Astronomer Ray Jayawardhana of the University of California at Berkeley is employing the same instruments to track down a possible brown dwarf in a quadruple star system 900 light years from Earth. "What adaptive optics does for us from the ground is that it corrects for this blurring so that you get much sharper images than ever before," he said. "The technique works by actually having a secondary mirror, which is a very thin mirror, that flexes into different shapes a few times every second to correct for the atmosphere's blurring."

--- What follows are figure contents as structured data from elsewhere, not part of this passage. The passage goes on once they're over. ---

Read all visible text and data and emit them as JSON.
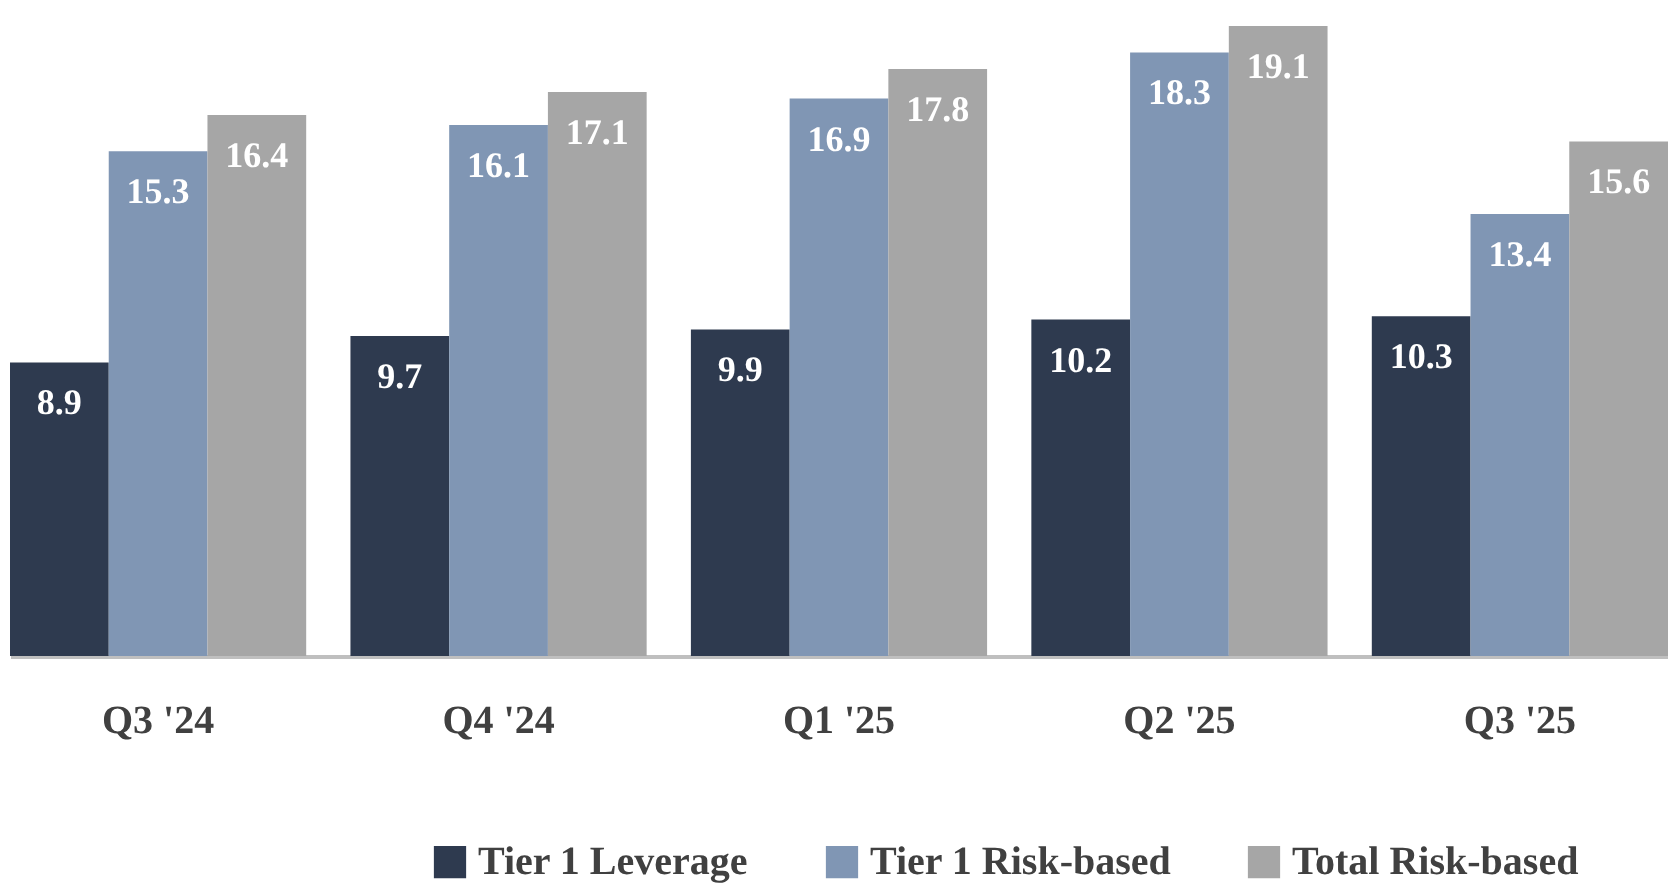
{
  "chart_data": {
    "type": "bar",
    "categories": [
      "Q3 '24",
      "Q4 '24",
      "Q1 '25",
      "Q2 '25",
      "Q3 '25"
    ],
    "series": [
      {
        "name": "Tier 1 Leverage",
        "color": "#2e3a4f",
        "values": [
          8.9,
          9.7,
          9.9,
          10.2,
          10.3
        ]
      },
      {
        "name": "Tier 1 Risk-based",
        "color": "#8096b4",
        "values": [
          15.3,
          16.1,
          16.9,
          18.3,
          13.4
        ]
      },
      {
        "name": "Total Risk-based",
        "color": "#a6a6a6",
        "values": [
          16.4,
          17.1,
          17.8,
          19.1,
          15.6
        ]
      }
    ],
    "data_labels": true,
    "grid": false,
    "legend": "bottom"
  }
}
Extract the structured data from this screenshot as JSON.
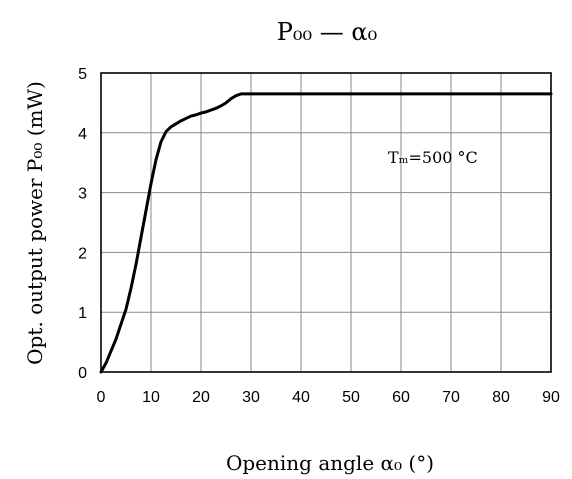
{
  "chart_data": {
    "type": "line",
    "title": "P₀₀ — α₀",
    "xlabel": "Opening angle α₀ (°)",
    "ylabel": "Opt. output power P₀₀ (mW)",
    "xlim": [
      0,
      90
    ],
    "ylim": [
      0,
      5
    ],
    "xticks": [
      0,
      10,
      20,
      30,
      40,
      50,
      60,
      70,
      80,
      90
    ],
    "yticks": [
      0,
      1,
      2,
      3,
      4,
      5
    ],
    "grid": true,
    "annotation": "Tₘ=500 °C",
    "series": [
      {
        "x": [
          0,
          1,
          2,
          3,
          4,
          5,
          6,
          7,
          8,
          9,
          10,
          11,
          12,
          13,
          14,
          15,
          16,
          17,
          18,
          19,
          20,
          21,
          22,
          23,
          24,
          25,
          26,
          27,
          28,
          29,
          30,
          40,
          50,
          60,
          70,
          80,
          90
        ],
        "y": [
          0,
          0.15,
          0.35,
          0.55,
          0.8,
          1.05,
          1.4,
          1.8,
          2.25,
          2.7,
          3.15,
          3.55,
          3.85,
          4.02,
          4.1,
          4.15,
          4.2,
          4.24,
          4.28,
          4.3,
          4.33,
          4.35,
          4.38,
          4.41,
          4.45,
          4.5,
          4.57,
          4.62,
          4.65,
          4.65,
          4.65,
          4.65,
          4.65,
          4.65,
          4.65,
          4.65,
          4.65
        ],
        "color": "#000000"
      }
    ]
  }
}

Michael Liu's brown dwarf discovery is like detecting a firefly next to a bright lamp. He said it could mean that planetary systems form in many ways, not just by the collapse of a swirling disk of gas around young stars. Mr. Liu said, "Many of the standard models for how we think giant planets form in our own solar system probably cannot explain something like this new brown dwarf companion. It's probably too heavy to have formed at least in the standard picture that we think." Mr. Liu says he is searching other stars to learn how frequent brown dwarfs are.

At the Carnegie Institution in Washington, astronomer Alan Boss says that both brown dwarf searches are only a tantalizing appetizer for what is to yet come as scientists continue the hunt for planets. He said, "These adaptive optics techniques in the next few years most likely are going to achieve another major discovery in the era of extra-solar planets, which is they are likely to find the first evidence for a newly forming planet. They have now demonstrated that the have the ability to do it. It's just a question of time to see which ones are going to be the right ones [and] which ones turn out to be background stars."

Mr. Boss says it would be interesting to find if planets cohabit with the newly discovered brown dwarf.